Yesterday, she said it was the first day she woke up and thought that she actually wasn’t ready to go home.  She realizes now, with the distance, clearer head, and perspective of seeing what other people with mental illness struggle with, and the benefit of the group work and hearing other people’s stories, what a bad place she was in and that she didn’t see it at the time.  She doesn’t want to feel that way again.  She wants to live.  She wants to get better.  She believes she can now.  She knows she needs more coping strategies, med management, and talk therapy.  She knows she still needs a safety plan when she gets home.  She is glad she is where she is, as hard as it is.  She thanked me over and over. I told her the best gift she can give me is to get herself well so we can go out and celebrate the amazing person she is and her life, together.  

Hopefully, she’ll be home by the end of next week. She’s already getting support systems in place with the help of the staff there.  They asked her if she wanted me to be a part of her discharge planning family meeting, because I was the one who saw the need to get her to this level of help and she apparently told them how much she valued my support.  She doesn’t want to bother me or make me miss work.  I told her if she wanted me to be there, I would be. Not a problem.  And even if I wasn’t there, I am still a part of her team as long as she wants me to be.  That contract doesn’t expire.  Ever.

Caring for the Caregiver
Now that it’s been a week, and I’ve had the chance to talk with her for the first time since that nightmare in the ER, I realize how incredibly stressful it’s been for me.  When you are in crisis management mode, you are in that mode.  The emotional impact of that often hits you later.

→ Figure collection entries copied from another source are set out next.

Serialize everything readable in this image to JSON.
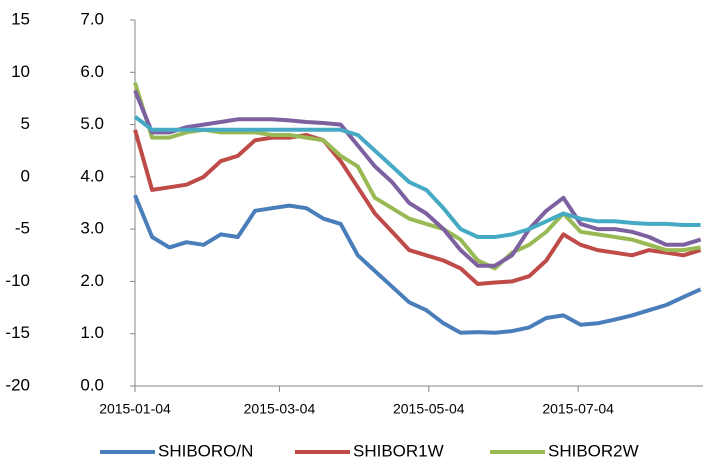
{
  "chart_data": {
    "type": "line",
    "x": [
      "2015-01-04",
      "2015-01-11",
      "2015-01-18",
      "2015-01-25",
      "2015-02-01",
      "2015-02-08",
      "2015-02-15",
      "2015-02-22",
      "2015-03-01",
      "2015-03-08",
      "2015-03-15",
      "2015-03-22",
      "2015-03-29",
      "2015-04-05",
      "2015-04-12",
      "2015-04-19",
      "2015-04-26",
      "2015-05-03",
      "2015-05-10",
      "2015-05-17",
      "2015-05-24",
      "2015-05-31",
      "2015-06-07",
      "2015-06-14",
      "2015-06-21",
      "2015-06-28",
      "2015-07-05",
      "2015-07-12",
      "2015-07-19",
      "2015-07-26",
      "2015-08-02",
      "2015-08-09",
      "2015-08-16",
      "2015-08-23"
    ],
    "series": [
      {
        "name": "SHIBORO/N",
        "color": "#4a7ebb",
        "values": [
          3.65,
          2.85,
          2.65,
          2.75,
          2.7,
          2.9,
          2.85,
          3.35,
          3.4,
          3.45,
          3.4,
          3.2,
          3.1,
          2.5,
          2.2,
          1.9,
          1.6,
          1.45,
          1.2,
          1.02,
          1.03,
          1.02,
          1.05,
          1.12,
          1.3,
          1.35,
          1.17,
          1.2,
          1.27,
          1.35,
          1.45,
          1.55,
          1.7,
          1.85
        ]
      },
      {
        "name": "SHIBOR1W",
        "color": "#be4b48",
        "values": [
          4.9,
          3.75,
          3.8,
          3.85,
          4.0,
          4.3,
          4.4,
          4.7,
          4.75,
          4.75,
          4.8,
          4.7,
          4.3,
          3.8,
          3.3,
          2.95,
          2.6,
          2.5,
          2.4,
          2.25,
          1.95,
          1.98,
          2.0,
          2.1,
          2.4,
          2.9,
          2.7,
          2.6,
          2.55,
          2.5,
          2.6,
          2.55,
          2.5,
          2.6
        ]
      },
      {
        "name": "SHIBOR2W",
        "color": "#98b954",
        "values": [
          5.8,
          4.75,
          4.75,
          4.85,
          4.9,
          4.85,
          4.85,
          4.85,
          4.8,
          4.8,
          4.75,
          4.7,
          4.4,
          4.2,
          3.6,
          3.4,
          3.2,
          3.1,
          3.0,
          2.8,
          2.4,
          2.25,
          2.55,
          2.7,
          2.95,
          3.3,
          2.95,
          2.9,
          2.85,
          2.8,
          2.7,
          2.6,
          2.6,
          2.65
        ]
      },
      {
        "color": "#7d60a0",
        "values": [
          5.65,
          4.85,
          4.85,
          4.95,
          5.0,
          5.05,
          5.1,
          5.1,
          5.1,
          5.08,
          5.05,
          5.03,
          5.0,
          4.6,
          4.2,
          3.9,
          3.5,
          3.3,
          3.0,
          2.6,
          2.3,
          2.3,
          2.5,
          3.0,
          3.35,
          3.6,
          3.1,
          3.0,
          3.0,
          2.95,
          2.85,
          2.7,
          2.7,
          2.8
        ]
      },
      {
        "color": "#46aac5",
        "values": [
          5.15,
          4.9,
          4.9,
          4.9,
          4.9,
          4.9,
          4.9,
          4.9,
          4.9,
          4.9,
          4.9,
          4.9,
          4.9,
          4.8,
          4.5,
          4.2,
          3.9,
          3.75,
          3.4,
          3.0,
          2.85,
          2.85,
          2.9,
          3.0,
          3.15,
          3.3,
          3.2,
          3.15,
          3.15,
          3.12,
          3.1,
          3.1,
          3.08,
          3.08
        ]
      }
    ],
    "xlim": [
      "2015-01-04",
      "2015-08-24"
    ],
    "xticks": [
      "2015-01-04",
      "2015-03-04",
      "2015-05-04",
      "2015-07-04"
    ],
    "ylim": [
      0,
      7
    ],
    "yticks": [
      {
        "value": 0,
        "label": "0.0"
      },
      {
        "value": 1,
        "label": "1.0"
      },
      {
        "value": 2,
        "label": "2.0"
      },
      {
        "value": 3,
        "label": "3.0"
      },
      {
        "value": 4,
        "label": "4.0"
      },
      {
        "value": 5,
        "label": "5.0"
      },
      {
        "value": 6,
        "label": "6.0"
      },
      {
        "value": 7,
        "label": "7.0"
      }
    ],
    "y2lim": [
      -20,
      15
    ],
    "y2ticks": [
      -20,
      -15,
      -10,
      -5,
      0,
      5,
      10,
      15
    ]
  }
}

I barely ate or slept all week.  Work has been insanely stressful as well, which of course, did not help.

I realize now, I spent 3 full days last weekend, desperately trying to keep her alive and get her to the help she needed. I did so without the full support of my husband, who disagreed with me on how at risk she was and taking her to the ER (despite the fact every therapist and doctor on the planet would likely say the same thing).  And that was hard.  I knew I was doing the right thing by trying to get her to the ER, but still, I felt very alone.

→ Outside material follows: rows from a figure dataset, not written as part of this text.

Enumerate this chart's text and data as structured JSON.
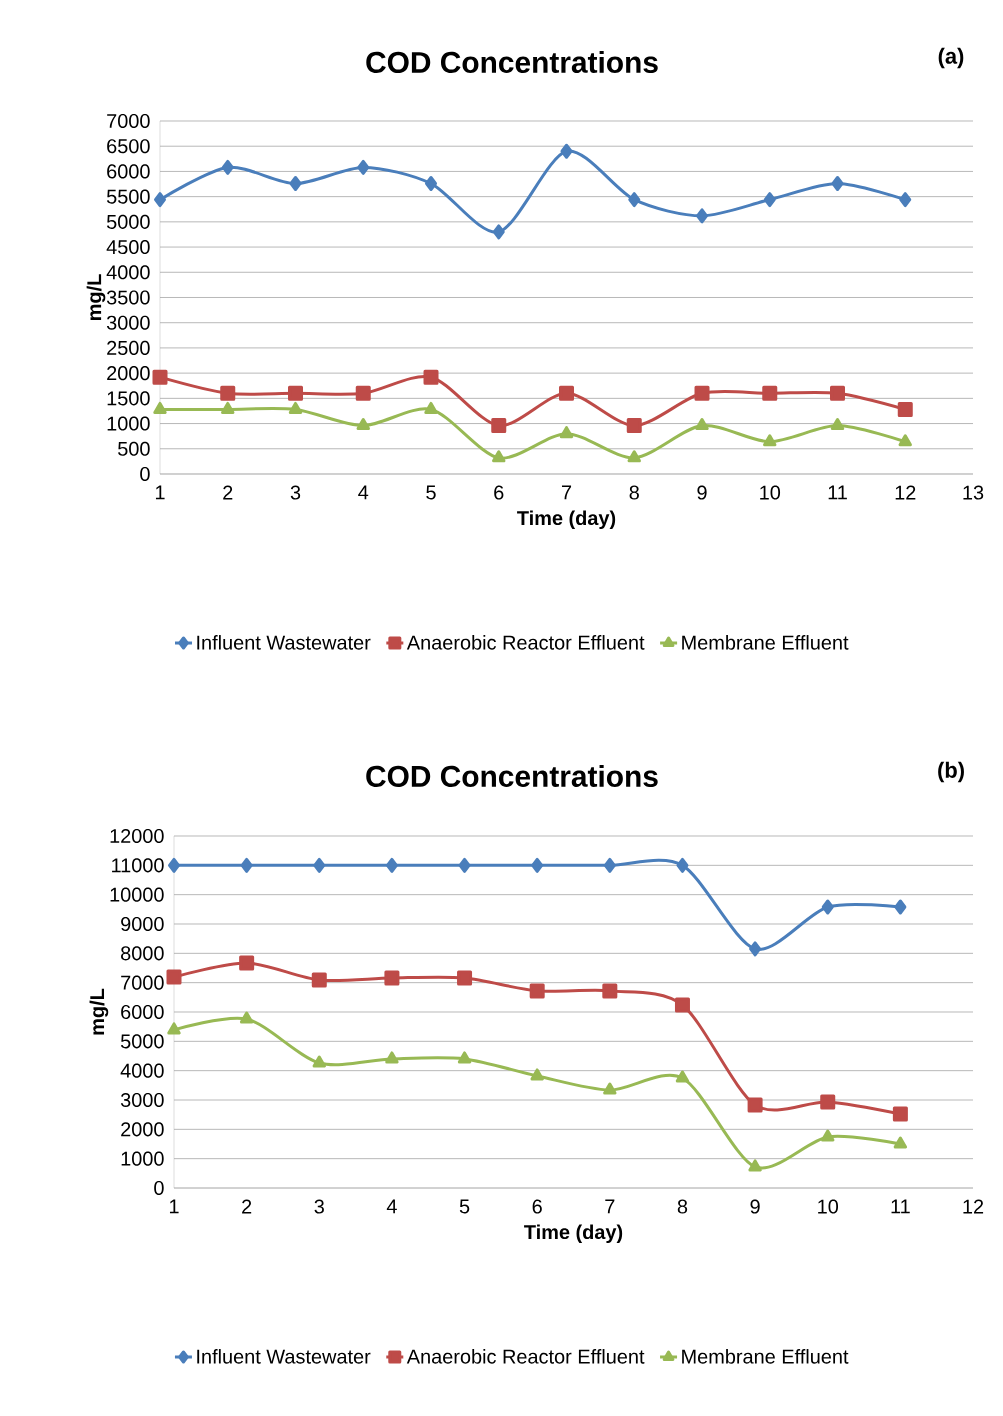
{
  "chart_data": [
    {
      "type": "line",
      "title": "COD Concentrations",
      "xlabel": "Time (day)",
      "ylabel": "mg/L",
      "annotations": [
        "(a)"
      ],
      "x": [
        1,
        2,
        3,
        4,
        5,
        6,
        7,
        8,
        9,
        10,
        11,
        12
      ],
      "xlim": [
        1,
        13
      ],
      "xticks": [
        1,
        2,
        3,
        4,
        5,
        6,
        7,
        8,
        9,
        10,
        11,
        12,
        13
      ],
      "ylim": [
        0,
        7000
      ],
      "yticks": [
        0,
        500,
        1000,
        1500,
        2000,
        2500,
        3000,
        3500,
        4000,
        4500,
        5000,
        5500,
        6000,
        6500,
        7000
      ],
      "grid": "y",
      "legend": "bottom",
      "line_style": "solid",
      "series": [
        {
          "name": "Influent Wastewater",
          "color": "#4a7ebb",
          "marker": "diamond",
          "values": [
            5440,
            6080,
            5760,
            6080,
            5760,
            4800,
            6400,
            5440,
            5120,
            5440,
            5760,
            5440
          ]
        },
        {
          "name": "Anaerobic Reactor Effluent",
          "color": "#be4b48",
          "marker": "square",
          "values": [
            1920,
            1600,
            1600,
            1600,
            1920,
            960,
            1600,
            960,
            1600,
            1600,
            1600,
            1280
          ]
        },
        {
          "name": "Membrane Effluent",
          "color": "#98b954",
          "marker": "triangle",
          "values": [
            1280,
            1280,
            1280,
            960,
            1280,
            320,
            800,
            320,
            960,
            640,
            960,
            640
          ]
        }
      ]
    },
    {
      "type": "line",
      "title": "COD Concentrations",
      "xlabel": "Time (day)",
      "ylabel": "mg/L",
      "annotations": [
        "(b)"
      ],
      "x": [
        1,
        2,
        3,
        4,
        5,
        6,
        7,
        8,
        9,
        10,
        11
      ],
      "xlim": [
        1,
        12
      ],
      "xticks": [
        1,
        2,
        3,
        4,
        5,
        6,
        7,
        8,
        9,
        10,
        11,
        12
      ],
      "ylim": [
        0,
        12000
      ],
      "yticks": [
        0,
        1000,
        2000,
        3000,
        4000,
        5000,
        6000,
        7000,
        8000,
        9000,
        10000,
        11000,
        12000
      ],
      "grid": "y",
      "legend": "bottom",
      "line_style": "solid",
      "series": [
        {
          "name": "Influent Wastewater",
          "color": "#4a7ebb",
          "marker": "diamond",
          "values": [
            11000,
            11000,
            11000,
            11000,
            11000,
            11000,
            11000,
            11000,
            8150,
            9580,
            9580
          ]
        },
        {
          "name": "Anaerobic Reactor Effluent",
          "color": "#be4b48",
          "marker": "square",
          "values": [
            7190,
            7670,
            7090,
            7160,
            7160,
            6720,
            6720,
            6240,
            2830,
            2930,
            2520
          ]
        },
        {
          "name": "Membrane Effluent",
          "color": "#98b954",
          "marker": "triangle",
          "values": [
            5390,
            5760,
            4260,
            4400,
            4400,
            3820,
            3340,
            3750,
            720,
            1740,
            1500
          ]
        }
      ]
    }
  ]
}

I realize now, I took a tremendous chance by not insisting I stay with her or taking her to the ER the day she told me, or the next day, or the day after that.  And I feel guilty about that.  She was incredibly unstable and that contract could have easily gone out the window in a heartbeat. It could so easily have ended differently… and this story could easily have had a much more tragic ending.  Easily.  And that scares the bejesus out of me.  I’d never forgive myself if that had been the outcome.  

And so I share this story, because it’s not just mine, or my friend’s.

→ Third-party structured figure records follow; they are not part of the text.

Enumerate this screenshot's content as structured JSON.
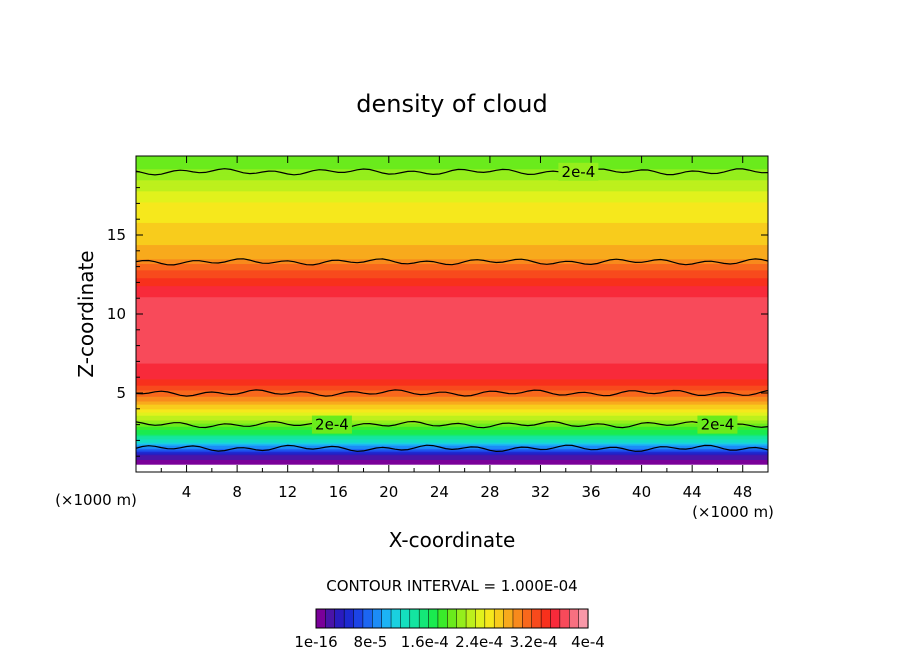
{
  "chart_data": {
    "type": "heatmap",
    "title": "density of cloud",
    "xlabel": "X-coordinate",
    "ylabel": "Z-coordinate",
    "x_unit": "(×1000 m)",
    "z_unit": "(×1000 m)",
    "xlim": [
      0,
      50
    ],
    "ylim": [
      0,
      20
    ],
    "x_ticks": [
      4,
      8,
      12,
      16,
      20,
      24,
      28,
      32,
      36,
      40,
      44,
      48
    ],
    "y_ticks": [
      5,
      10,
      15
    ],
    "contour_interval_label": "CONTOUR INTERVAL = 1.000E-04",
    "contour_levels": [
      {
        "z": 1.5,
        "label": ""
      },
      {
        "z": 3.0,
        "label": "2e-4",
        "label_x": [
          15.5,
          46.0
        ]
      },
      {
        "z": 5.0,
        "label": ""
      },
      {
        "z": 13.3,
        "label": ""
      },
      {
        "z": 19.0,
        "label": "2e-4",
        "label_x": [
          35.0
        ]
      }
    ],
    "profile_z": [
      0.5,
      1.0,
      1.5,
      2.0,
      2.5,
      3.0,
      3.5,
      4.0,
      4.5,
      5.0,
      5.5,
      6.0,
      7.0,
      8.0,
      9.0,
      10.0,
      11.0,
      12.0,
      13.0,
      13.5,
      14.0,
      15.0,
      16.0,
      17.0,
      18.0,
      19.0,
      19.5
    ],
    "profile_value": [
      0.0,
      2e-05,
      8e-05,
      0.00013,
      0.00017,
      0.0002,
      0.00023,
      0.00026,
      0.00029,
      0.00031,
      0.00033,
      0.00035,
      0.00036,
      0.00036,
      0.00037,
      0.00037,
      0.00036,
      0.00034,
      0.00031,
      0.00029,
      0.00028,
      0.00027,
      0.00026,
      0.00025,
      0.00023,
      0.00021,
      0.0002
    ],
    "colorbar": {
      "colors": [
        "#7a0099",
        "#4a14a8",
        "#2a1cbf",
        "#1c2ad1",
        "#1c44e6",
        "#1c66f2",
        "#1c8cf7",
        "#1cb3f5",
        "#1ad1e0",
        "#14dfbf",
        "#14e5a0",
        "#14e878",
        "#1aeb4f",
        "#3aeb2a",
        "#6aeb1c",
        "#95ee1c",
        "#bdf01c",
        "#e1f21c",
        "#f6e81c",
        "#f8cc1c",
        "#f8aa1c",
        "#f88a1c",
        "#f8681c",
        "#f84a1c",
        "#f8301c",
        "#f82a3a",
        "#f84a5a",
        "#f87080",
        "#f898a8"
      ],
      "tick_labels": [
        "1e-16",
        "8e-5",
        "1.6e-4",
        "2.4e-4",
        "3.2e-4",
        "4e-4"
      ]
    }
  }
}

It’s the story of far too many people every day.  Statistically, 117 people commit suicide every single day.  Over 42,000 people a year in the U.S!  It’s the 10th leading cause of death in the United States.  For every person who succeeds, 25 attempt suicide,  like my friend did.  While men are at higher risk, women are certainly not immune.  

If you are worried about someone, here’s what you should do

How a safety plan can help and the suicide prevention lifeline

Please, if anyone shows signs that they may be at risk for or ever confides in you that they are considering suicide, don’t dismiss it.  Don’t think you alone can help them.  Know the warning signs.  Help them to get the help they need.  Don’t tell them not to feel the way they do, they can’t help it.  Get them help.  Immediately.  It could literally save their life.

September is suicide awareness month.  I hope in sharing my story and that of my dear friend, your awareness of suicide signs and prevention is greater than it was.  Reach out to someone who is struggling.  No one needs to go through it alone.